We were in the ocean, a few meters off the shore. The handles of the motorcycle were just beginning to disappear into the waves, sinking. Beyond that, sunbathers on the beach gawked while people ran to the edge of the condo’s pool area, to see where we had fallen. On either side of us there were outcrops of stone and rock where the waves gently crashed. We’d been lucky. We could have landed on those instead and neither of us would be alive.
“Right here,” Derrin said as he hauled me up to something. I floated around and saw that we had reached a jet-ski that was bobbing in the shallows, clipped to a buoy. I could barely process it.

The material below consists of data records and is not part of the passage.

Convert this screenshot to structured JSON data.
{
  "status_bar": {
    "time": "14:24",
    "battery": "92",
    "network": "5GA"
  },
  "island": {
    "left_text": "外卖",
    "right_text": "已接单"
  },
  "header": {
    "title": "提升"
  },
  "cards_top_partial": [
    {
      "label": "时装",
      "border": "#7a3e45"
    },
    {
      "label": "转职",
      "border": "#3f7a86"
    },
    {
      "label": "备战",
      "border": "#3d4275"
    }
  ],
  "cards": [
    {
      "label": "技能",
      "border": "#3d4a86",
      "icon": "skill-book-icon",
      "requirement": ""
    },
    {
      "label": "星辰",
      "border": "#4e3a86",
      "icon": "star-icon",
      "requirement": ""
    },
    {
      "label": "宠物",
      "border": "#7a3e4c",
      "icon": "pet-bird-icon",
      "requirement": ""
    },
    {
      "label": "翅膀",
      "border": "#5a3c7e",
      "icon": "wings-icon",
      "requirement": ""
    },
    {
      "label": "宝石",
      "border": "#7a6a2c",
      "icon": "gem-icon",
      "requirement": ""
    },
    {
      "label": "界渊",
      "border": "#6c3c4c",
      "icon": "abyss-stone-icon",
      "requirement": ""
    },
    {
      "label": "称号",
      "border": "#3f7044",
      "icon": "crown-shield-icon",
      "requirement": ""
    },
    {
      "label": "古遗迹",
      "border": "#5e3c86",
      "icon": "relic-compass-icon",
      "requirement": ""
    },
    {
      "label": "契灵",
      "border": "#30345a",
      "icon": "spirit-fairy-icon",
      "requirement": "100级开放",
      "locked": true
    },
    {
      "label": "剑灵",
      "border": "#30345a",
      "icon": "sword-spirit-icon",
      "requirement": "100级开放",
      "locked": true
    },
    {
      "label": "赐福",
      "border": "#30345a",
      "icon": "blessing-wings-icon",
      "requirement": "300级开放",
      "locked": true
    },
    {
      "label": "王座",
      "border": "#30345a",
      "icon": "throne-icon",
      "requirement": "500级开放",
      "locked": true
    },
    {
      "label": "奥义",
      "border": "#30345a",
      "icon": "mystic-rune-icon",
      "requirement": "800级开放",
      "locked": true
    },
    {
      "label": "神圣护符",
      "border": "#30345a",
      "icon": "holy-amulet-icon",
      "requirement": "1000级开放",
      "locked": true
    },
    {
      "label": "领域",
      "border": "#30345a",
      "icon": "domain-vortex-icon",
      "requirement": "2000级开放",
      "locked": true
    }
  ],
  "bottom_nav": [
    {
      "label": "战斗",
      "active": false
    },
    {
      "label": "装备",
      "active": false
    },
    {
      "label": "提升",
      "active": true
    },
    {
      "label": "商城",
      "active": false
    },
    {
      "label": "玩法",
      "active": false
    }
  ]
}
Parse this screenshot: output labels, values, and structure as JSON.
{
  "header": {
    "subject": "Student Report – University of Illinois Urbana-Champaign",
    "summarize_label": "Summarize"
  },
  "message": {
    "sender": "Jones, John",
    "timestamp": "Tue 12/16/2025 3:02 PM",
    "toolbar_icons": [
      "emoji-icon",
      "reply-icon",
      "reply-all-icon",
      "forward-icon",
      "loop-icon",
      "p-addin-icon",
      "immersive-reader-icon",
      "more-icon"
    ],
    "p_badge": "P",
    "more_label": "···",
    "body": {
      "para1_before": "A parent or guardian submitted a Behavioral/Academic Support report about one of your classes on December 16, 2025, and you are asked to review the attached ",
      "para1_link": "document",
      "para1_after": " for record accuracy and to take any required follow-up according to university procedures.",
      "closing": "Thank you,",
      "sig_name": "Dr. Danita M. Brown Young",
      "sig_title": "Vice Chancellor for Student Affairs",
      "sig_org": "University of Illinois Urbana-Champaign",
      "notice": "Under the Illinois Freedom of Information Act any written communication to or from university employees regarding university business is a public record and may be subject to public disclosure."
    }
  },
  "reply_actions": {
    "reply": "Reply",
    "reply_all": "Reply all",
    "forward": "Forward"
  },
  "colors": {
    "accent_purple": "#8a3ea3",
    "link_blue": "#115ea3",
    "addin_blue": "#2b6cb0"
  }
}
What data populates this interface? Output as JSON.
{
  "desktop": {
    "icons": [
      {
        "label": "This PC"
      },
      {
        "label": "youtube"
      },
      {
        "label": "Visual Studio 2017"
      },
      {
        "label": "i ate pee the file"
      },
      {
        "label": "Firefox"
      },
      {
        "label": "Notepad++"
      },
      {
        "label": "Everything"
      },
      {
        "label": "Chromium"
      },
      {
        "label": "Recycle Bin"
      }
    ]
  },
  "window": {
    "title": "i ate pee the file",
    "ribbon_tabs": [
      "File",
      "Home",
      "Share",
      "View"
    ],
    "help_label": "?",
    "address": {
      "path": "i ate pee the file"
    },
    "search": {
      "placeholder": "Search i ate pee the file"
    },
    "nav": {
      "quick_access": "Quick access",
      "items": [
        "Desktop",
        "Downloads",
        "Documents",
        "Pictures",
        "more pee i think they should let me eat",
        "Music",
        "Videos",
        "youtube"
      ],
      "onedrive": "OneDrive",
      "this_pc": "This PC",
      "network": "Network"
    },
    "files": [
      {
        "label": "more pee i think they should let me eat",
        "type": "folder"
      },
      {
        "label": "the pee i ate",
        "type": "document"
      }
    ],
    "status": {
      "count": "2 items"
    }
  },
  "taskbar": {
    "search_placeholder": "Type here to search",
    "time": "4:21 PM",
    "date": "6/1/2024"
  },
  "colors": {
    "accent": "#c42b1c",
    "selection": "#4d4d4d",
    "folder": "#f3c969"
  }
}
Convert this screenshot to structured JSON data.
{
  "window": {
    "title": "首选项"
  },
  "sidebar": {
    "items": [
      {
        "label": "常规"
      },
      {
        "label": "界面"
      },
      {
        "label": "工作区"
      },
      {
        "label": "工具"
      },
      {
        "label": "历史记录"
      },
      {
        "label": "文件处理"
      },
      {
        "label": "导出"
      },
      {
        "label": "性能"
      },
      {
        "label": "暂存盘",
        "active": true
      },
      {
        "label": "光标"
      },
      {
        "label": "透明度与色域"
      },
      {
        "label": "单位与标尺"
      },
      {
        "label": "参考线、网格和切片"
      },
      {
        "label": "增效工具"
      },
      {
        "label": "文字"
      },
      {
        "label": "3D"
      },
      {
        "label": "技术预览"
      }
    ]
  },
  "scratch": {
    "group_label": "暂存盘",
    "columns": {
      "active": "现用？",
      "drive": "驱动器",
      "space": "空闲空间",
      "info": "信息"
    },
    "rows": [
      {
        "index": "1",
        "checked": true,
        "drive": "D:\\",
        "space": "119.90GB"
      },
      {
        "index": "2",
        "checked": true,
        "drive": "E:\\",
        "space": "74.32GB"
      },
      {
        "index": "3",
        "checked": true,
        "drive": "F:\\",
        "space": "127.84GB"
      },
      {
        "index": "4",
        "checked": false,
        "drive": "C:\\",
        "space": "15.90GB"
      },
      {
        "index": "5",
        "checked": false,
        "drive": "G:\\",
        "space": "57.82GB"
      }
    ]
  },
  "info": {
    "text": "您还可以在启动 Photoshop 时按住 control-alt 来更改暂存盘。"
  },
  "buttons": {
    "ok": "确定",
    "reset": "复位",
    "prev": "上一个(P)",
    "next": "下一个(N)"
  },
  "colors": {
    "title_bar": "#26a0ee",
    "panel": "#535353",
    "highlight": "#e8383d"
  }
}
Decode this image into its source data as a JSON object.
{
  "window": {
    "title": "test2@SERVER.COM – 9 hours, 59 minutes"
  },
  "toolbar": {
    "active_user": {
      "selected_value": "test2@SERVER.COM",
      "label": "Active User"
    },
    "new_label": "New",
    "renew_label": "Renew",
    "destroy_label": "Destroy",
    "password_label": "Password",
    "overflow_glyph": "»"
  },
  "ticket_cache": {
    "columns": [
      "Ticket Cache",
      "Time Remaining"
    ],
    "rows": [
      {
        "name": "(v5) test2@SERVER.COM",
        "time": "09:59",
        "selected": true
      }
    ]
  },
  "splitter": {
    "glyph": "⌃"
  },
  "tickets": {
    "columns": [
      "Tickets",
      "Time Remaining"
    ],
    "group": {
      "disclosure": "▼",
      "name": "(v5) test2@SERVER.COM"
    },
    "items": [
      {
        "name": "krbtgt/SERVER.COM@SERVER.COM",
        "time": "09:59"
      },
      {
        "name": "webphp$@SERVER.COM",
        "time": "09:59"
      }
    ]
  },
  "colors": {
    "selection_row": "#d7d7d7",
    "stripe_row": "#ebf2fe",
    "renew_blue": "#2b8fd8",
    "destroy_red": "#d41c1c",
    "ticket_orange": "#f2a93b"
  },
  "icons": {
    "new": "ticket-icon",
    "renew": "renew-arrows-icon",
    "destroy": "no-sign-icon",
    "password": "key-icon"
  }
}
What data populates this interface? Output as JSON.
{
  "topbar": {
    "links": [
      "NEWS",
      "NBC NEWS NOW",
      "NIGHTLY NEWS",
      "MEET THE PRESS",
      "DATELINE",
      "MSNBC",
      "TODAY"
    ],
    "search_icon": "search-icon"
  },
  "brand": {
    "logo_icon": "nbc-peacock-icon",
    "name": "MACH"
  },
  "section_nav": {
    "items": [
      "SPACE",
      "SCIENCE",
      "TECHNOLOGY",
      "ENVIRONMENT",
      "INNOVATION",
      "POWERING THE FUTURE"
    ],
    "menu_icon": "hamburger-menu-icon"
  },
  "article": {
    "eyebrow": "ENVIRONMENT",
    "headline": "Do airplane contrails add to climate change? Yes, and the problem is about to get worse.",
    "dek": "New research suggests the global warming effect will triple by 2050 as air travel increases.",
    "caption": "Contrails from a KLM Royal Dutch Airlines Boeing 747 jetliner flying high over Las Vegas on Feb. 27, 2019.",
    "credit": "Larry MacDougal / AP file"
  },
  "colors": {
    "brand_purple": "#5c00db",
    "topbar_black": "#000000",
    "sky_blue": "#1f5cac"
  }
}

He swam around me and tried to hoist me onto the edge of the jetski. I don’t know how he was able to do it while swimming and unable to touch the bottom but he was. I grasped for the jetski, trying to pull myself up as far as I could without hurting my wrist. The shouts from the shore were softening and there were some splashes, a few people coming into the water, maybe to help us.
I don’t know if the fall knocked something loose in my head or I took in too much saltwater, but I had a hard time focusing. All I knew was that Derrin was getting on the jetski. He pulled me up so I was in his lap and stabbed something metallic, like a small knife, into the ignition switch then hit the button. The jetski roared to life and he quickly unclipped it from the anchor before we peeled away from the shore.
I was staring blankly up at the patio where the crowd had gathered when I saw what looked like one of the men who had been chasing us, the guy on the motorbike who had crashed into the one who got shot. He was wearing dark aviator shades but the length of his mustache was memorable. But when I blinked, trying to get my eyes to focus as we moved further away, the man was gone.
“I think I saw one of the guys,” I managed to say before having a coughing fit.
“I know,” he said. “Keep holding on.”
“Where are we going? How did you start this without a key?”
How did you shoot someone while driving a motorcycle?
Holy fucking shit. He just killed someone back there. It was in self-defense and I’m glad he did it but oh my god.
Oh my god.
What was happening?
My breath was coming shorter and it felt like I couldn’t breathe.
“Hey, hey,” he said, taking his hand off the bar and tilting my head gently so he could look at me. “We’re okay. You’re okay. We’re going to drive this back to the hotel. It’s faster than they are and we have no reason to think they know where we are staying, okay?”
“How do you know that?”
“They would have killed us earlier.”
“They would have killed me. They’re after me.”
He nodded. “And now they’re after me because I shot one of their men. It doesn’t matter. We’ll go back to the hotel, get in the car and we’re out of here.”
“We can’t just leave the city!”
“Alana,” he warned just as we passed over a large wave, landing hard on the other side. My whole body was starting to ache. I was so battered as it was. “If you want to live you’ll do as I say. And you’ll answer my questions honestly, okay?”
If you want to live you’ll do as I say. “Who are you?” I asked incredulously. He sounded like an action hero. My life just turned into an action film. None of this could be real. This couldn’t be real.
But I had said that about my parents, Violetta and Beatriz, too.
“An ex-solider. And I want answers from you.”
“What answers? Derrin, I told you everything I know. I don’t know who those men were. I never saw them before. I don’t know why they want to kill me.”
“How did your sisters die?”
I felt sick. “Oh, come on.” I rattled off a few swear words in Spanish.
“Tell me how they died. Tell me exactly how they died.”
He suddenly switched off the engine and we came to a stop, bobbing up and down the waves. There was no one behind us and the only thing in front of us were banana boats. I could see our hotel from here, maybe just another two minutes of boating and we’d be on the sand. It didn’t feel safe enough. Derrin knew that.
“I will start the engine when I know the truth.”